Open munroesj52 opened 2 years ago

munroesj52 commented 2 years ago

Seems the GCC (and Clang followed) initially reversed the operands for vec_cpsgn() (so the sign is copied from operand b into a).

This differs from the Intrinsic reference and the ISA say the sign is copied from operand a into b.

Unfortunately PVECLIB followed the original vec_cpsgn() for the implementation of: vec_copysignf32(), vec_copysignf64(), and vec_copysignf128()

This has been reported as a bug and now GCC and Clang are in the process of "fixing" this bug to match the Intrinsic reference guide. The fix will be applied to currently supported versions but older compiler version will remain unchanged.

PVECLIBs vec_copysignf32() and vec_copysignf64() used vec_cpsgn() as the implementation for __ARCH_PWR7 and above. So applications may see incompatible changes depending on the compiler used. vec_copysignf128() will retain the original implementation and operand order.

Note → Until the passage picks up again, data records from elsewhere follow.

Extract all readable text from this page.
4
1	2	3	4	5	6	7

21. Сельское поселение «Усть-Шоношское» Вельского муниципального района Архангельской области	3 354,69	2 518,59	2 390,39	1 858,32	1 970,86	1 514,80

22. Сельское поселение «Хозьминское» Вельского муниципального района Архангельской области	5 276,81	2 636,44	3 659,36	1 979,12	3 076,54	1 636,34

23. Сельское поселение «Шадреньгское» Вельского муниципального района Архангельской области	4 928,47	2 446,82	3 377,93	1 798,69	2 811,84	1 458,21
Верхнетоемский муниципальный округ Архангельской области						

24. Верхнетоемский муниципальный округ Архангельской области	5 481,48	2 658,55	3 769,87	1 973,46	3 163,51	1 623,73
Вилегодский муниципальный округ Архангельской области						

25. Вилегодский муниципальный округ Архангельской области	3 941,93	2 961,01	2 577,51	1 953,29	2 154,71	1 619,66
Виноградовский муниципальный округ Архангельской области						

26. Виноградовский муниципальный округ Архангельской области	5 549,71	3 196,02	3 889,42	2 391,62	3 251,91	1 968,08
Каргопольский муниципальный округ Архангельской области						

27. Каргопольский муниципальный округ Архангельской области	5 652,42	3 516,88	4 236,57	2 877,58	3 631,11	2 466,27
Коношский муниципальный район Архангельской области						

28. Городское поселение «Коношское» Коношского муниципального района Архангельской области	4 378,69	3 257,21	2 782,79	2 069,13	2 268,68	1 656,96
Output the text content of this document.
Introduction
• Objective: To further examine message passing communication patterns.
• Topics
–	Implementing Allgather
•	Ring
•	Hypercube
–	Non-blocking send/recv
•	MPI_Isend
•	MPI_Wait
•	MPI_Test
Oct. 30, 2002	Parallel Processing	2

So obviously PVECLIB should insure that applications get consistent results across compiler versions. But should PVECLIB retain the existing (self consistent and documented) operand order. Or change to match intended order defined in the Intrinsic reference and the ISA?

ThinkOpenly commented 2 years ago

I vote for being consistent with the intended / fixed behavior of the ISA and Intrinsics reference. The barrier to entry/exit from using pveclib should be low, so matching future / long-term behavior is preferred.

munroesj52 commented 2 years ago

This is a configuration nightmare. The compile changes to fix vec_cpsgn will be applied to GCC 9 and later (clang12 and later), but not earlier versions. The fixes will take awhile to get accepted by GCC/Clang community, then the distro's, who will schedule and distribute updates, and finally applied on the users system. Clocked in random months.

So we need a fail-safe solution that will provide the expected/correct result for:

I am thinking something like this:

if _ARCH_PWR7

ifdef PVECLIB_CPSGN_FIXED

return (vec_cpsgn (vf32x, vf32y));

else

vf32_t result; asm( "xvcpsgnsp %x0,%x1,%x2;\n" : "=wa" (result) : "wa" (vf32x), "wa" (vf32y) :); return (result);

endif

else

...

endif

This assumes that any compiler that defines _ARCH_PWR7 will assemble xvcpsgnsp/xvcpsgndp. So if PVECLIB_CPSGN_FIXED is not defined we will generate reasonable code that is correct but perhaps not as optimal as the vec_cpsgn built-in would generate.

I can add a configure test the will compile and test vec_cpsgn() for correct results and define PVECLIB_CPSGN_FIXED for the PVECLIB build. But unless applications use this (or equivalent) configure test, that application will get the fail-safe code.

The alternative is to add some really complicated cpp logic to vec_common_ppc.h (or perhaps add a vec_config_ppc.h) that defines PVECLIB_CPSGN_FIXED if safe and appropriate. This requires checking multiple compiler releases for specific major and patch levels. Most of which we will not know until I see specific compilers released into the wild and can test them.